The cloudy, rainy day turned into a night of snow. We contemplated the menu, then noticed a small paragraph on the back side.

Early dinner special for Taos residents 5:30 - 6:30.

It was 6 PM. The same soup or salad and entree that would be $30 on the main menu was on special for $15. The waiter mentioned the evening's specials of pan seared scallops (in Taos??) and rack of lamb with lobster cream sauce (lamb with lobster sauce??) We were headed for steak and chicken and sure enough they were on the early dinner menu. I asked the waiter, "Can we order from the early dinner choices?" Thinking it was too good to be true much to my surprise he said, "Yes."
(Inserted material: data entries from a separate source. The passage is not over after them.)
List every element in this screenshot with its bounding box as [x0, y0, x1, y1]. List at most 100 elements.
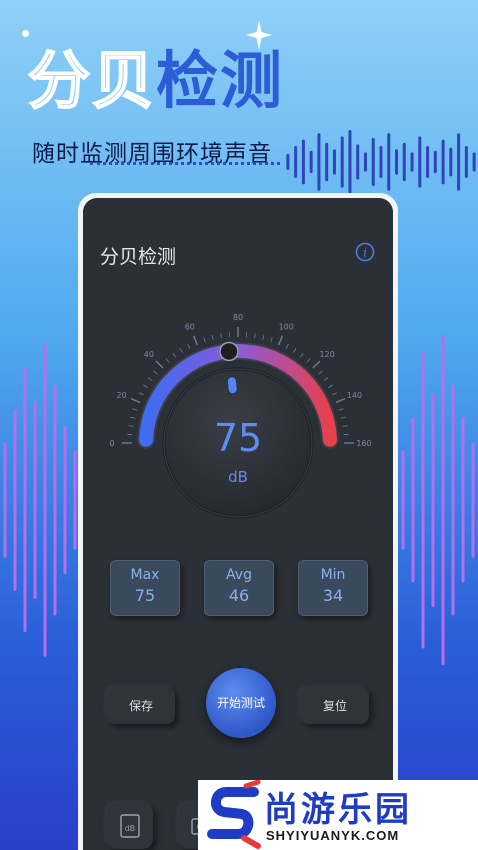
gauge-tick — [328, 384, 333, 388]
app-screen: 分贝检测 i 0 20 40 60 80 100 120 140 160 75 … — [83, 198, 393, 850]
gauge-tick — [147, 377, 153, 382]
wave-bar — [395, 149, 399, 175]
gauge-tick — [323, 377, 329, 382]
gauge-tick-label: 20 — [116, 391, 126, 400]
wave-bar — [363, 152, 367, 172]
gauge-tick — [312, 360, 321, 369]
gauge-tick — [335, 397, 346, 404]
gauge-tick — [155, 360, 164, 369]
gauge-tick — [299, 352, 304, 358]
wave-bar — [418, 136, 422, 188]
wave-bar — [457, 133, 461, 191]
max-label: Max — [130, 567, 160, 583]
info-icon[interactable]: i — [355, 242, 375, 262]
wave-bar — [3, 442, 7, 558]
gauge-tick — [187, 343, 191, 349]
gauge-tick — [211, 334, 214, 341]
gauge-tick — [172, 352, 177, 358]
wave-bar — [294, 146, 298, 178]
hero-title-part2: 检测 — [156, 44, 285, 117]
wave-bar — [449, 147, 453, 177]
svg-text:dB: dB — [125, 824, 136, 833]
wave-bar — [410, 152, 414, 172]
watermark-url: SHYIYUANYK.COM — [266, 828, 400, 843]
gauge-tick — [293, 348, 297, 353]
wave-bar — [332, 149, 336, 175]
wave-bar — [387, 133, 391, 191]
gauge-tick — [220, 333, 222, 339]
subtitle-underline — [90, 162, 280, 165]
avg-value: 46 — [228, 586, 250, 605]
sparkle-icon — [246, 20, 272, 50]
gauge-tick-label: 100 — [279, 323, 294, 332]
wave-bar — [348, 130, 352, 194]
wave-bar — [472, 152, 476, 172]
wave-bar — [402, 142, 406, 182]
wave-bar — [451, 384, 455, 616]
gauge-tick — [318, 370, 323, 375]
gauge-tick — [270, 337, 273, 343]
wave-bar — [371, 138, 375, 186]
decibel-unit: dB — [228, 468, 248, 486]
wave-bar — [309, 150, 313, 174]
max-stat: Max 75 — [110, 560, 180, 616]
svg-text:i: i — [363, 246, 367, 260]
gauge-tick — [306, 358, 311, 363]
gauge-tick — [338, 408, 344, 411]
avg-stat: Avg 46 — [204, 560, 274, 616]
wave-bar — [301, 139, 305, 185]
value-marker — [219, 341, 239, 362]
wave-bar — [13, 409, 17, 591]
gauge-tick — [332, 392, 338, 396]
gauge-tick — [179, 348, 183, 353]
gauge-tick — [262, 334, 265, 341]
sound-wave-decoration — [286, 130, 476, 194]
wave-bar — [411, 417, 415, 583]
reset-button[interactable]: 复位 — [301, 688, 369, 724]
gauge-tick — [153, 370, 158, 375]
wave-bar — [441, 139, 445, 185]
gauge-tick — [130, 397, 141, 404]
max-value: 75 — [134, 586, 156, 605]
wave-bar — [286, 154, 290, 170]
watermark-title: 尚游乐园 — [264, 790, 412, 830]
wave-bar — [356, 144, 360, 180]
wave-bar — [325, 142, 329, 182]
gauge-tick — [277, 335, 284, 346]
gauge-tick — [138, 392, 144, 396]
wave-bar — [464, 146, 468, 178]
gauge-tick — [143, 384, 148, 388]
gauge-tick — [285, 343, 289, 349]
gauge-tick-label: 80 — [233, 313, 243, 322]
wave-bar — [63, 425, 67, 575]
start-test-button[interactable]: 开始测试 — [206, 668, 276, 738]
gauge-tick-label: 60 — [185, 323, 195, 332]
gauge-tick — [203, 337, 206, 343]
watermark-logo-icon — [207, 780, 261, 849]
gauge-tick-label: 120 — [319, 350, 334, 359]
avg-label: Avg — [226, 567, 252, 583]
gauge-tick — [165, 358, 170, 363]
wave-bar — [317, 133, 321, 191]
min-label: Min — [320, 567, 346, 583]
site-watermark: 尚游乐园 SHYIYUANYK.COM — [198, 780, 478, 850]
wave-bar — [431, 392, 435, 608]
wave-bar — [73, 450, 77, 550]
db-icon: dB — [120, 814, 140, 838]
gauge-tick-label: 40 — [144, 350, 154, 359]
sound-wave-right-decoration — [401, 335, 475, 665]
wave-bar — [379, 146, 383, 178]
save-button[interactable]: 保存 — [107, 688, 175, 724]
wave-bar — [433, 150, 437, 174]
db-record-button[interactable]: dB — [107, 803, 153, 849]
wave-bar — [23, 368, 27, 632]
wave-bar — [421, 351, 425, 649]
min-stat: Min 34 — [298, 560, 368, 616]
gauge-tick — [132, 408, 138, 411]
wave-bar — [401, 450, 405, 550]
decibel-gauge: 020406080100120140160 — [109, 313, 372, 519]
gauge-tick — [254, 333, 256, 339]
app-title: 分贝检测 — [100, 246, 177, 268]
wave-bar — [43, 343, 47, 657]
wave-bar — [33, 401, 37, 599]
I had the curried lentil soup and filet with roast vegetables, baby carrots and parsnips. Mr. Dr Sue had the Ceasar salad and the chicken. They waiter informed us, "The filet is smaller, only 10 oz. (ONLY 10 oz??, still too much to finish for one meal, a sad tradition of supersizing...but worries were for another night.) It was perfect all around: a yummy dinner, and the price was right, leaving plenty of margin to celebrate with glasses of wine, an Irish whiskey and a shared bread pudding for dessert.

We walked through the packed bar and the jostling crowd to our room in the quiet rear courtyard. The snow was falling rapidly, the courtyard was covered with snow and the trees had the magical grace of snow covered branches. We lit a fire in a real working fireplace. We watched the snow fall. We listened to the fire crackle.

I usually avoid hotel restaurants...but I've changed my mind. Thank you Doc. Thank you Taos Inn. Thank you fire. Thank you snow.

For your winter dinner: Baked Parsnips

1 lb parsnips
olive oil
sea salt

Wash and scrape outside skin of parsnips. Cut into sticks, just like carrot sticks.
Spread out on a baking pan.
Drizzle with olive oil and sea salt

Bake at 425 until golden brown, about 20 - 30 minutes. Turn half way through.

Variation: Bake with carrots cut the same way - 1/2 parsnips, 1/2 carrots

The parsnips will surprise you. Outside they are crsip and golden. Inside they are soft and sweet.